O tema é especialmente relevante pelo fato de a PGFN estar em fase de elaboração de novos editais de transação, que deverão conter cláusulas relacionadas a ESG. Com base em inovações trazidas pela Lei 14.689/23, segundo a procuradora-geral da Fazenda Nacional, Anelize Ruas de Almeida, podem ser disponibilizadas transações voltadas a temas de PIS e Cofins.
A medida é bem vista por tributaristas consultados pelo JOTA. Houve preocupação, porém, com o subjetivismo que a norma traz e com a necessidade de fiscalização das contrapartidas apresentadas pelas empresas. “Não adianta só prever. Eu acho que temos que ter também como fiscalizar, para que seja de fato uma contraprestação adimplida”, diz a advogada Andréa Mascitto, professora da pós graduação da FGV Direito SP e sócia do Pinheiro Neto Advogados.
Já o advogado Felipe Kneipp Salomon, do Levy & Salomão Advogados, teme que a observância aos princípios passe a ser uma condicionante aos novos acordos. “Dada a subjetividade da norma, há uma preocupação de que a adoção de políticas ASG passe a ser uma condicionante de novas transações. O que é ruim, pois cria-se custo (burocrático e financeiro) que consumirá recursos que poderiam estar sendo melhor aplicados em outras soluções ASG, mais complexas que demandem maior tempo de maturação”, opina.
Transparência e divergências entre PGFN e Receita
Além da mudança relacionada ao ESG, a Portaria PGFN 1241/23 prevê a possibilidade de recurso contra pedidos de revisão da capacidade de pagamento do contribuinte. A norma ainda define que seja dada transparência à forma de cálculo da capacidade de pagamento.

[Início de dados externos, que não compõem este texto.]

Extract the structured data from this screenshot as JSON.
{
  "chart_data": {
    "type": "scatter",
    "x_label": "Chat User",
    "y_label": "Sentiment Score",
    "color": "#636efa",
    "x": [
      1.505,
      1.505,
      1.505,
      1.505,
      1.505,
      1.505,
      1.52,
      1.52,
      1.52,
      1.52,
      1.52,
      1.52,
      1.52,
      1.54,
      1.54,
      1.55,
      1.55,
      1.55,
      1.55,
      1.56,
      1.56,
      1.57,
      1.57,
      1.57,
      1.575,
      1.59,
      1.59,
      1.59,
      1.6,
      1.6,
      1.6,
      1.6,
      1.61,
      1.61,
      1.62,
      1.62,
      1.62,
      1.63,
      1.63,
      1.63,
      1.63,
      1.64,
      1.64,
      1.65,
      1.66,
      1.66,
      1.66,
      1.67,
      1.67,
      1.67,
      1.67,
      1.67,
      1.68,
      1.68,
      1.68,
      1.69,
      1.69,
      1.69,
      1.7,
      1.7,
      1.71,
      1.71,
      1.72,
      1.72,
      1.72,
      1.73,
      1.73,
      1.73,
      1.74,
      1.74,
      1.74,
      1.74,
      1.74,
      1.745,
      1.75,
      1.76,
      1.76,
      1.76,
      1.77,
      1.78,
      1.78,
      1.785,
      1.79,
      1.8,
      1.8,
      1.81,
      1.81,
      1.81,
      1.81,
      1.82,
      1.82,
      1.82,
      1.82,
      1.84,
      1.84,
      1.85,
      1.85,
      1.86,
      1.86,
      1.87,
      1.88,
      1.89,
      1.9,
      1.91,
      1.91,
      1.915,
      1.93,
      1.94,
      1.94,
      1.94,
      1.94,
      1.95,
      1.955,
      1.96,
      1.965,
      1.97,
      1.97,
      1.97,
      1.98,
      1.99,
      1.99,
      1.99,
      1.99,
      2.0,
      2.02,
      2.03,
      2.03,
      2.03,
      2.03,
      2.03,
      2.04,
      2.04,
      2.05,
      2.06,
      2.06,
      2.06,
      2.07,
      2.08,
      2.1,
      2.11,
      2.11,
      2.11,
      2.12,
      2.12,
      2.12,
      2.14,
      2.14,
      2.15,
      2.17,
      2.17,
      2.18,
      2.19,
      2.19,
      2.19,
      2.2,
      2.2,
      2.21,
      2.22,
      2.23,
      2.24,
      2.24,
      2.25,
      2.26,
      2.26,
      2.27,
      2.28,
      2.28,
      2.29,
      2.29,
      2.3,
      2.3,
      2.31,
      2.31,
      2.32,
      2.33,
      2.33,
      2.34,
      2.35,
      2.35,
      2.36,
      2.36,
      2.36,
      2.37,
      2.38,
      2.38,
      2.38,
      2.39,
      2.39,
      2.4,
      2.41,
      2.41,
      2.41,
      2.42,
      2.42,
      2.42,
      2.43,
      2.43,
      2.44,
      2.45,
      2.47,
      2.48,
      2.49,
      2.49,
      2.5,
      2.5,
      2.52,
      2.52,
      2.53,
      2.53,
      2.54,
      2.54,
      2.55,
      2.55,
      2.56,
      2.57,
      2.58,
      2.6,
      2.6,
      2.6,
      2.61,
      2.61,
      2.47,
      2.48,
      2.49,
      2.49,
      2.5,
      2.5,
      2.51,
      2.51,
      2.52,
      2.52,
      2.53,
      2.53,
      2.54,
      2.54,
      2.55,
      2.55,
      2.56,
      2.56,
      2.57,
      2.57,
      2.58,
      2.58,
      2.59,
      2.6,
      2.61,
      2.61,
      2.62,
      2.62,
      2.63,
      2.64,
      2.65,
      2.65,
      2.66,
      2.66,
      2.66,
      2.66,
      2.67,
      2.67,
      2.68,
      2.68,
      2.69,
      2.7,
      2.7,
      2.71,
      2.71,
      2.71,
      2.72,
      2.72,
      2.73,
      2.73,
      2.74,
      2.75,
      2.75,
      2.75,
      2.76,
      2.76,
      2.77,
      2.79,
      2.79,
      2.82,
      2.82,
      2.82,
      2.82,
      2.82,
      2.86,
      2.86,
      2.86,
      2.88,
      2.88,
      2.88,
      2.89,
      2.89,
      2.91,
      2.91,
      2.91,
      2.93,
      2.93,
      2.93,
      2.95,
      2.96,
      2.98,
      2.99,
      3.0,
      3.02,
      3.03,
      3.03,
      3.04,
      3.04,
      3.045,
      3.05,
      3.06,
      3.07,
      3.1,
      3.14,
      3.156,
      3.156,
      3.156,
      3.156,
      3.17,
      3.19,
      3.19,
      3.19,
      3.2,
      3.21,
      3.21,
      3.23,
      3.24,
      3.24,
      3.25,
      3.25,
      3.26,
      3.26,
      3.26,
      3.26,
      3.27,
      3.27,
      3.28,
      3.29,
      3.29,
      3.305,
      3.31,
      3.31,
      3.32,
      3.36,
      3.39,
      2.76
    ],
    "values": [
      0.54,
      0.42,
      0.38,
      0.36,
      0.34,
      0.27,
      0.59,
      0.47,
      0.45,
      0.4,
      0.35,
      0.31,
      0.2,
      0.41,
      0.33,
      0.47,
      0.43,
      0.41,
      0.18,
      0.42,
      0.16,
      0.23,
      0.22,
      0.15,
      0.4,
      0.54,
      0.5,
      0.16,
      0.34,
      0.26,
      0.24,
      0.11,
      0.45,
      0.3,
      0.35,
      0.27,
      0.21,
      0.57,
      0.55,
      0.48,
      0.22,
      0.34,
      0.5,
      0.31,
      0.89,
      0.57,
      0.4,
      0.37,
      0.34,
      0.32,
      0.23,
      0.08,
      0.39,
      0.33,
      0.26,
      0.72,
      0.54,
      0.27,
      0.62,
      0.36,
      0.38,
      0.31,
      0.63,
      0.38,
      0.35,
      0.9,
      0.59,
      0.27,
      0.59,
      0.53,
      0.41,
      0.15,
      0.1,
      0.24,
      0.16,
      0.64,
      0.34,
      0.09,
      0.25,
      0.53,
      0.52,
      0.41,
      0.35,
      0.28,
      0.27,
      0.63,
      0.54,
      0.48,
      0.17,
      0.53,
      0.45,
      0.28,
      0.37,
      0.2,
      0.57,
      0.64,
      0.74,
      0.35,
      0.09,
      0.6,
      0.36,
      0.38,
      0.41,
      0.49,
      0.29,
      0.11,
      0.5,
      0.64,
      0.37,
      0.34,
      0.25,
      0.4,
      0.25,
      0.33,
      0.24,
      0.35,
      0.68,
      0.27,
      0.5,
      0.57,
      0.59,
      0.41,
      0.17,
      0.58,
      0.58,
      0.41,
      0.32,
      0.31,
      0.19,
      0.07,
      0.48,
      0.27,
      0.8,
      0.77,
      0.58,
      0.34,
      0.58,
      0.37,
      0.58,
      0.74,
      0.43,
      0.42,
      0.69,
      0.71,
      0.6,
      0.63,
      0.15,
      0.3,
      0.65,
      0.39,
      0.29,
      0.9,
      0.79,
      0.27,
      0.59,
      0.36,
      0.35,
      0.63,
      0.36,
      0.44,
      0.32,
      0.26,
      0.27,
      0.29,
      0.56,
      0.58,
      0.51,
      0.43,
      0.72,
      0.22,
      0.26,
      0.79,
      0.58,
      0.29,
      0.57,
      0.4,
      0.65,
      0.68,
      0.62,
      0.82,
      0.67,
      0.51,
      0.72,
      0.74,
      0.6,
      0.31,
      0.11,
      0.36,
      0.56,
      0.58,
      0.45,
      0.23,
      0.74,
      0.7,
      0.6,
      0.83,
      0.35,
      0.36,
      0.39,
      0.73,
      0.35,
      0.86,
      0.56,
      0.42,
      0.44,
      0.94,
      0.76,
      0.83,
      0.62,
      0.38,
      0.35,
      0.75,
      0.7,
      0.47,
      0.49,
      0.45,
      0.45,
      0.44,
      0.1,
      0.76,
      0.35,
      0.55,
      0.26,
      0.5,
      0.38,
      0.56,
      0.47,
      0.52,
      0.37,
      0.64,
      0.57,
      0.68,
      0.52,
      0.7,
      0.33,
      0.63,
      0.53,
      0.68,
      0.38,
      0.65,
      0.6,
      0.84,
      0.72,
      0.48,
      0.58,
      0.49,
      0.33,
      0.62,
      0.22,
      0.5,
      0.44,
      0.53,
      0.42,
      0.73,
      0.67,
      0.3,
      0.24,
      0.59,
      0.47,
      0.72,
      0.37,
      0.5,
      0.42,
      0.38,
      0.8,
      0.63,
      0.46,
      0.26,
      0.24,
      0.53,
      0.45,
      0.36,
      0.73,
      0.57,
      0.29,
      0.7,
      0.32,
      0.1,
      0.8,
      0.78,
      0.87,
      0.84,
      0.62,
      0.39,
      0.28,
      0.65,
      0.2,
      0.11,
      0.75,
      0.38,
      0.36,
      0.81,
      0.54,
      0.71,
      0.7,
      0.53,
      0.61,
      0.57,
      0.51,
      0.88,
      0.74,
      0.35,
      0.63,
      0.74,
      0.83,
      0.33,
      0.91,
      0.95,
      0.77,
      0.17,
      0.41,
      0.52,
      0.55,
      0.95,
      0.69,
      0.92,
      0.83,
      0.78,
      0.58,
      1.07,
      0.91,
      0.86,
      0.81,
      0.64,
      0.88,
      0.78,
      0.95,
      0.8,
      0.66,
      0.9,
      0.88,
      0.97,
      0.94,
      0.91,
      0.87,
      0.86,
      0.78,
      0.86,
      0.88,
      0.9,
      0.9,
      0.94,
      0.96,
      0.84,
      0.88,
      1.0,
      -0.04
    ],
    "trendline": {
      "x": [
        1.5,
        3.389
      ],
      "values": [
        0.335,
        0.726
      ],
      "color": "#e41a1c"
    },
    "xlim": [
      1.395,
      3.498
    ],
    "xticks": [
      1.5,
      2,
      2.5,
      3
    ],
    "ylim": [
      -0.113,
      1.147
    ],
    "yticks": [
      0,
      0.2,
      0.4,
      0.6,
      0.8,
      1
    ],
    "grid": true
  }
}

As mudanças são vistas por especialistas como favoráveis ao contribuinte. A capacidade de pagamento é utilizada para a concessão de descontos às empresas: quanto pior a situação, melhores são as condições de pagamento. Muitos contribuintes, entretanto, passaram a questionar, até mesmo judicialmente, a avaliação da PGFN, e apontar que os critérios para a aferição não eram claros.
A portaria também expõe divergências entre PGFN e Receita Federal quando o assunto é transação tributária. Com base em um parecer da AGU que reconheceu como obrigatória a participação prévia da PGFN nas transações, a procuradoria deixa claro que o critério que até então definia como irrecuperáveis os débitos com mais de dez anos em contencioso administrativo fiscal poderá ser flexibilizado daqui para frente.
A regra dos dez anos consta na Portaria 247/ 22, da Receita. Na prática, por serem consideradas irrecuperáveis, essas dívidas poderiam ter condições melhores de negociação. De acordo com a portaria 1241/23, os atos firmados de acordo com esta regra até 16 de outubro ficam convalidados. Daqui para frente, segundo um procurador ouvido pelo JOTA, o assunto será analisado caso a caso.